环境:服务器:CentOS6.6 Hadoop-2.7.2
client端:windows10:开发工具:intellij IDEA
前期准备:需要在windows平台下载hadoop-2.7.2的bin包,并且解压到本地目录,我的是在E:\hadoop-2.7.2\hadoop-2.7.2,具体如下:
1、在intellij中创建一个maven project flie-》new project
/
2、pom.xml文件里编写如下:
3、新建java class WordCount
4、在工程目录下的resources文件夹下新建log4j.properties文件和core-site.xml文件
我的log4j.properties是从服务器的hadoop的配置目录中拷过来的。
core-site.xml文件的内容如下:
<?xml version="1.0" encoding="UTF-8"?>
<?xml-stylesheet type="text/xsl" href="configuration.xsl"?>
<!--
Licensed under the Apache License, Version 2.0 (the "License");
you may not use this file except in compliance with the License.
You may obtain a copy of the License at
http://www.apache.org/licenses/LICENSE-2.0
Unless required by applicable law or agreed to in writing, software
distributed under the License is distributed on an "AS IS" BASIS,
WITHOUT WARRANTIES OR CONDITIONS OF ANY KIND, either express or implied.

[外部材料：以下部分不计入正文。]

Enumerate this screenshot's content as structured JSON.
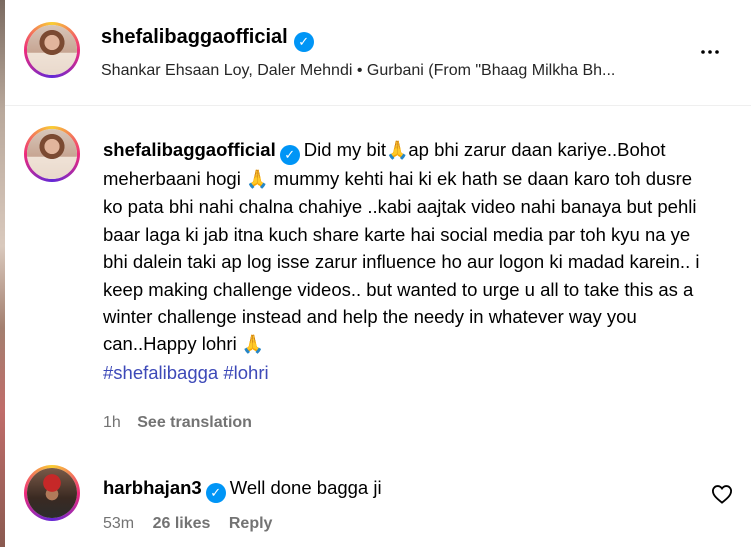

See the License for the specific language governing permissions and
limitations under the License. See accompanying LICENSE file.
-->
<!-- Put site-specific property overrides in this file. -->
<configuration>
<property>
<name>fs.defaultFS</name>
<value>hdfs://mj2:9000</value>
</property>
</configuration>
其中的hdfs://mj2:9000为服务器上的hdfs的位置(在服务器的hadoop的core-site.xml中的配置项)
5、添加hadoop-2.7.2依赖包
给jar包文件夹取名为hadoop-library,最后点apply即可。
我的项目中可能由于网络问题,maven依赖的包总是下载不下来,所以我把需要的包都下载或者从服务器拷贝过来放在了lib文件夹中。具体如下:
6、还需要的就是在hadoop的解压目录下的bin目录下,需要的两个文件原来没有,一个是winutils.exe,另一个是hadoop.dll文件。所以需要上网下载winutils.exe和hadoop.dll文件。为了防止冲突,可以把下载的hadoop.dll文件放在C:\Windows\System32中。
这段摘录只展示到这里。